Traditional terrace walls were constructed using dry stone masonry, meaning rocks were stacked without mortar. The key to durability was selecting angular rocks and orienting the longest dimension of each stone perpendicular to the face of the wall. Builders placed each rock so it rested on at least two stones below it, avoiding any continuous vertical or horizontal joints that could become weak points. Small “chinking” rocks filled gaps between larger structural stones, distributing weight evenly.

Drainage was critical. Without it, water pressure would build behind the wall and eventually push it over. Surviving historic terrace walls share common traits: large rock mass relative to wall height, flat or tabular rock shapes, and well-drained material behind the wall face.

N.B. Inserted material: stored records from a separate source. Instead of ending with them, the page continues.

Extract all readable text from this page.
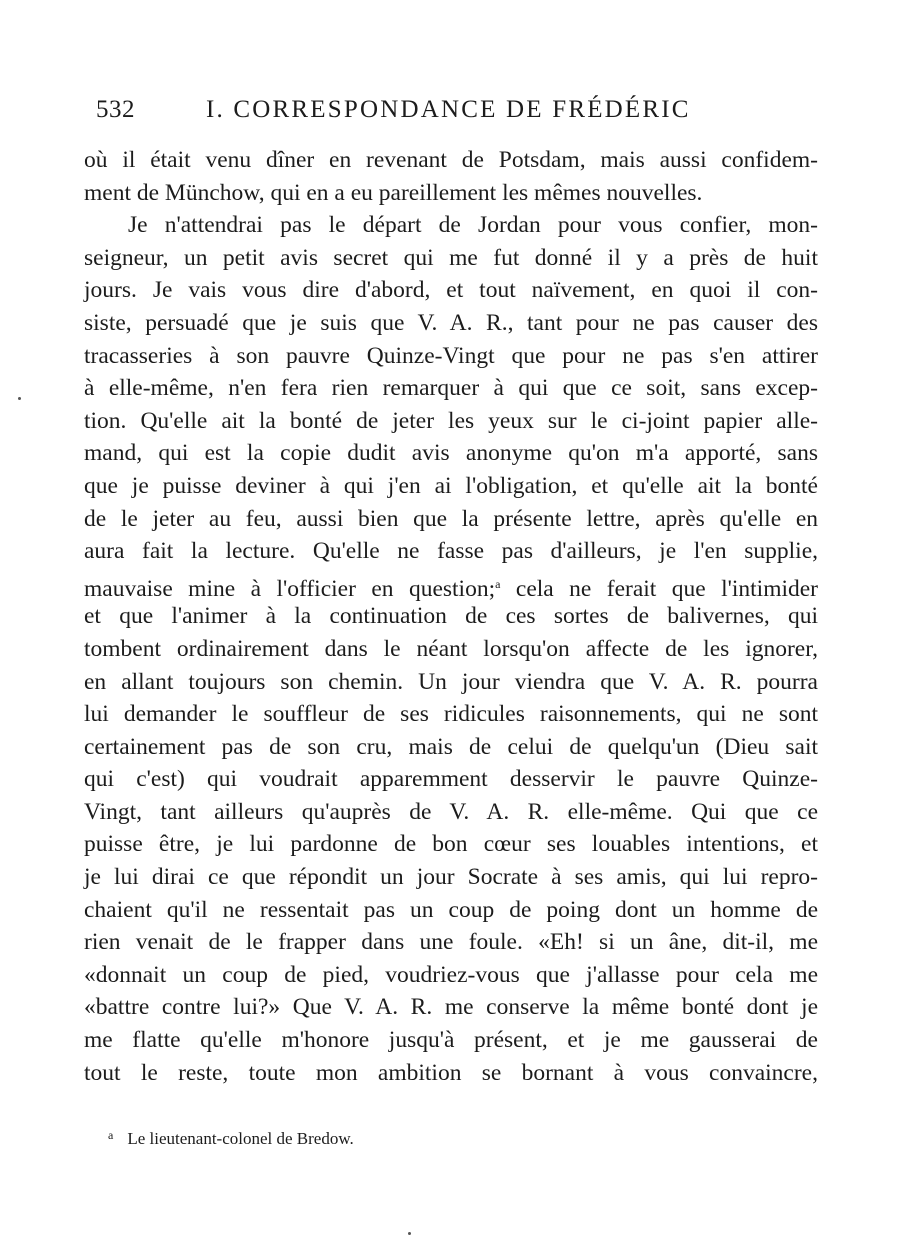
532	I. CORRESPONDANCE DE FRÉDÉRIC
où il était venu dîner en revenant de Potsdam, mais aussi confidem-
ment de Münchow, qui en a eu pareillement les mêmes nouvelles.
Je n'attendrai pas le départ de Jordan pour vous confier, mon-
seigneur, un petit avis secret qui me fut donné il y a près de huit
jours. Je vais vous dire d'abord, et tout naïvement, en quoi il con-
siste, persuadé que je suis que V. A. R., tant pour ne pas causer des
tracasseries à son pauvre Quinze-Vingt que pour ne pas s'en attirer
à elle-même, n'en fera rien remarquer à qui que ce soit, sans excep-
tion. Qu'elle ait la bonté de jeter les yeux sur le ci-joint papier alle-
mand, qui est la copie dudit avis anonyme qu'on m'a apporté, sans
que je puisse deviner à qui j'en ai l'obligation, et qu'elle ait la bonté
de le jeter au feu, aussi bien que la présente lettre, après qu'elle en
aura fait la lecture. Qu'elle ne fasse pas d'ailleurs, je l'en supplie,
mauvaise mine à l'officier en question;$^a$ cela ne ferait que l'intimider
et que l'animer à la continuation de ces sortes de balivernes, qui
tombent ordinairement dans le néant lorsqu'on affecte de les ignorer,
en allant toujours son chemin. Un jour viendra que V. A. R. pourra
lui demander le souffleur de ses ridicules raisonnements, qui ne sont
certainement pas de son cru, mais de celui de quelqu'un (Dieu sait
qui c'est) qui voudrait apparemment desservir le pauvre Quinze-
Vingt, tant ailleurs qu'auprès de V. A. R. elle-même. Qui que ce
puisse être, je lui pardonne de bon cœur ses louables intentions, et
je lui dirai ce que répondit un jour Socrate à ses amis, qui lui repro-
chaient qu'il ne ressentait pas un coup de poing dont un homme de
rien venait de le frapper dans une foule. «Eh! si un âne, dit-il, me
«donnait un coup de pied, voudriez-vous que j'allasse pour cela me
«battre contre lui?» Que V. A. R. me conserve la même bonté dont je
me flatte qu'elle m'honore jusqu'à présent, et je me gausserai de
tout le reste, toute mon ambition se bornant à vous convaincre,
$^a$ Le lieutenant-colonel de Bredow.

Builders packed gravel or crushed stone behind the wall to create a drainage layer, allowing water to pass through rather than pooling. The flat terrace surface behind the wall was then filled with soil, compost, or a mix of organic material and local earth to create the planting bed.

Crop Yields: Benefits and Trade-Offs

Terracing’s impact on crop yields is more nuanced than you might expect. In normal rainfall years, terraced plots can actually produce slightly lower yields than unterraced land, roughly 9% less in one large-scale study of Ethiopian cereal farms. The construction process disrupts existing topsoil, the walls and risers take up plantable space, and the flat surfaces can sometimes pool too much water in wet years.

But terraces prove their value when conditions turn harsh. During drought years, terraced plots in the same study produced 33% higher yields than unterraced fields. The water-trapping mechanism that seems unnecessary in a good year becomes a lifeline in a bad one. A comprehensive review found that terraces improved grain yields by an average of 44.8% when all conditions were factored in. This makes terracing less of a yield booster in ideal conditions and more of an insurance policy, smoothing out the devastating lows that could wipe out a community’s food supply.

Terracing in the Modern World

Terraces remain in active use across much of the world. In Southeast Asia, the rice terraces of the Philippines, China, and Vietnam continue to produce food using systems maintained for centuries. In East Africa and South Asia, development organizations promote terracing as a climate adaptation strategy, particularly as rainfall patterns become more erratic. The core benefits haven’t changed: reducing runoff and erosion, improving soil moisture, and making marginal land productive. What has changed is the recognition that these ancient structures also provide broader ecosystem services, including protecting downstream waterways from sedimentation and maintaining soil health across entire watersheds.